Famke Janssen delivers one of the film’s most interesting turns as Miss Burke. Initially awkward and understated, she later reveals herself as the alien queen with unsettling composure. Her conversation with Casey in the empty school stands out because it is not framed as a traditional villain speech. She calmly explains that her species eliminates conflict, promising a world without war or suffering. It echoes the unsettling logic found in many Cold War-era invasion films, in which surrender is presented as a path to harmony. Order sounds comforting until you consider what must be sacrificed.

The climactic confrontation in the swimming pool is staged perfectly. Water amplifies vulnerability, lighting keeps the creature imposing without overexposing it, and the action stays grounded in survival rather than spectacle. Admittedly, the early computer effects have aged poorly.

What ultimately ties these influences together is the film’s central idea about assimilation. Cold War science fiction often treated invasion as a metaphor for ideological conflict. The Faculty updates throughout teenage life. High school is already a place where fitting in can feel mandatory. Students adjust their dress, speech, and behavior to avoid standing out. The aliens literalize that pressure. Individual quirks vanish. Emotional expression disappears. Everyone moves in sync.

Seen today, the film also plays like a quiet commentary on authority. Teachers are meant to guide, yet here they demand obedience above all else. When Coach Willis snarls at a student he always found irritating before attacking him, the line lands because it twists a familiar adult frustration into something predatory.

It is worth asking why The Faculty never joined the upper tier of late 1990s genre conversation. Part of the answer may be that it makes everything look effortless. It does not chase prestige or attempt to reinvent itself. Instead, it understands the traditions it comes from and builds on them with confidence. The references function as conversation rather than imitation. Looking back, the movie feels like a reminder of a time when studios regularly produced mid-budget genre films that were allowed to be sharp, strange, and self-contained: no franchise blueprint, no universe building, just a strong premise executed with clarity.

What stands out most on revisit is the film’s sincerity.

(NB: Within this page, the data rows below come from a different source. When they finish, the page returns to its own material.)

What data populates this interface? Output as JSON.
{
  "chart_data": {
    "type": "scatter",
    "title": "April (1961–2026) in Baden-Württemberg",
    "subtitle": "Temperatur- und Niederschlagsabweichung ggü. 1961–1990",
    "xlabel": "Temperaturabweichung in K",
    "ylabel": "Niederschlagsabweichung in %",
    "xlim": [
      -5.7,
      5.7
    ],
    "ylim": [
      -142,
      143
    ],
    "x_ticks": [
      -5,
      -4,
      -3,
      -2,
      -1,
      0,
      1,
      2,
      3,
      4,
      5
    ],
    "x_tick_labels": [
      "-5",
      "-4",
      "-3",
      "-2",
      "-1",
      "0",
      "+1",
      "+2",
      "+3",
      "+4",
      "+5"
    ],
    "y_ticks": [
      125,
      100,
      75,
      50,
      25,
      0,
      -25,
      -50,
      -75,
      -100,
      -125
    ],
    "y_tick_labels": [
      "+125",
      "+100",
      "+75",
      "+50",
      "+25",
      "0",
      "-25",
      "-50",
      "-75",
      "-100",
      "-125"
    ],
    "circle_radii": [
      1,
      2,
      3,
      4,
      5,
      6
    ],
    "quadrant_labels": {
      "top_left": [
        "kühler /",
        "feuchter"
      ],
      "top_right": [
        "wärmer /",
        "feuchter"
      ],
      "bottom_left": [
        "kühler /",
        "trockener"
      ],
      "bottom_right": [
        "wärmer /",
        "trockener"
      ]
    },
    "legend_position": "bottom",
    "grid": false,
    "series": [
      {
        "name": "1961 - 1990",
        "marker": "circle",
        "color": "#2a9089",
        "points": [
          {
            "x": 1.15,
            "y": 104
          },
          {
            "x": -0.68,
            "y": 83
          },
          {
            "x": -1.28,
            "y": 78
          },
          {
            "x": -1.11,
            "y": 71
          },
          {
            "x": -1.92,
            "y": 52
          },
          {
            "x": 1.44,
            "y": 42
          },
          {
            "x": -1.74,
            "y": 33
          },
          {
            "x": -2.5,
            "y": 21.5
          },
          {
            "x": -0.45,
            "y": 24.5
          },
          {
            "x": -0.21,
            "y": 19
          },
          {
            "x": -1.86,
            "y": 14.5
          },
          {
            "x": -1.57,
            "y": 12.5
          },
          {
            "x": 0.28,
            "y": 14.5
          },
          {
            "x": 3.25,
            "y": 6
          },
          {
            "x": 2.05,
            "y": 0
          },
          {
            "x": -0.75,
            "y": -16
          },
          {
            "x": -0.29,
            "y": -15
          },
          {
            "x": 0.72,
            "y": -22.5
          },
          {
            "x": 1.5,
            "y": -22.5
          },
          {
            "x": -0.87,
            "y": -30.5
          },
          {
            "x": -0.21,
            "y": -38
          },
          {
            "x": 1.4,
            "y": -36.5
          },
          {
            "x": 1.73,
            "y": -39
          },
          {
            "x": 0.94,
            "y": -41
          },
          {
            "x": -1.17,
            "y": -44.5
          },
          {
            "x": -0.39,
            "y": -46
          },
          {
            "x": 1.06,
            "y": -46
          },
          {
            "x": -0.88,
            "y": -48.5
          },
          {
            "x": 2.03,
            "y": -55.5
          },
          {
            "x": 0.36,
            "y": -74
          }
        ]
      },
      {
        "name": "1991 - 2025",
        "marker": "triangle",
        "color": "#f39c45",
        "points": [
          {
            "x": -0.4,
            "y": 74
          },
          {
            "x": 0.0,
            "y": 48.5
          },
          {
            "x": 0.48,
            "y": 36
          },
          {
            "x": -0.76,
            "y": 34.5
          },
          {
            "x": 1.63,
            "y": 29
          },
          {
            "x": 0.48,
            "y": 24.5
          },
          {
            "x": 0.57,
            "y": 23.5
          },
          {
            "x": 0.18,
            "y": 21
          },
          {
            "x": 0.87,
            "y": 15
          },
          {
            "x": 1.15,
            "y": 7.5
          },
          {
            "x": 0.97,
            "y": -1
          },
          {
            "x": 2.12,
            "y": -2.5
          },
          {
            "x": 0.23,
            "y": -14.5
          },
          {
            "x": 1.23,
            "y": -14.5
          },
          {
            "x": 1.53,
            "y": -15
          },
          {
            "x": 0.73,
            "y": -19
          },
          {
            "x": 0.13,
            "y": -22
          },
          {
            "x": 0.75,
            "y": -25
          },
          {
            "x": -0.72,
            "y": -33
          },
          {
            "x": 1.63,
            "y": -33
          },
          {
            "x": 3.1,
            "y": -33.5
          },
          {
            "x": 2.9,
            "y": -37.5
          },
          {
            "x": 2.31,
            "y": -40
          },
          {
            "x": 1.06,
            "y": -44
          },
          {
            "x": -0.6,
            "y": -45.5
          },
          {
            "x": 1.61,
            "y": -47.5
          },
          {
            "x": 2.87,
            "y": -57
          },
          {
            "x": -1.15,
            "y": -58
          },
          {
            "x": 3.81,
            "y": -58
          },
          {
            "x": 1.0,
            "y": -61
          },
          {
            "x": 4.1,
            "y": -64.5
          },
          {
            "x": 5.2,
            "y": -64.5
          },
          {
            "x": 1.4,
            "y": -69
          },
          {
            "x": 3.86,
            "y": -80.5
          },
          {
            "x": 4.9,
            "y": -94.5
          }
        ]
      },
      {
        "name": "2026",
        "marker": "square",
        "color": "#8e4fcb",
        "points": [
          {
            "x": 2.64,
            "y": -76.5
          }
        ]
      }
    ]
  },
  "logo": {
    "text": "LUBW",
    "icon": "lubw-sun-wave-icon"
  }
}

It never strains for importance. It trusts the tension, trusts the characters, and lets the ideas surface naturally through action. Beneath its accessible exterior is a film in active dialogue with decades of science fiction history, carrying forward the paranoia of mid-century invasion stories, the tactile horror of the 1980s, and the character-driven energy of 1990s teen cinema. The Faculty is no masterpiece, nor is it groundbreaking cinema; it is a solid genre picture. Something we see less and less of these days.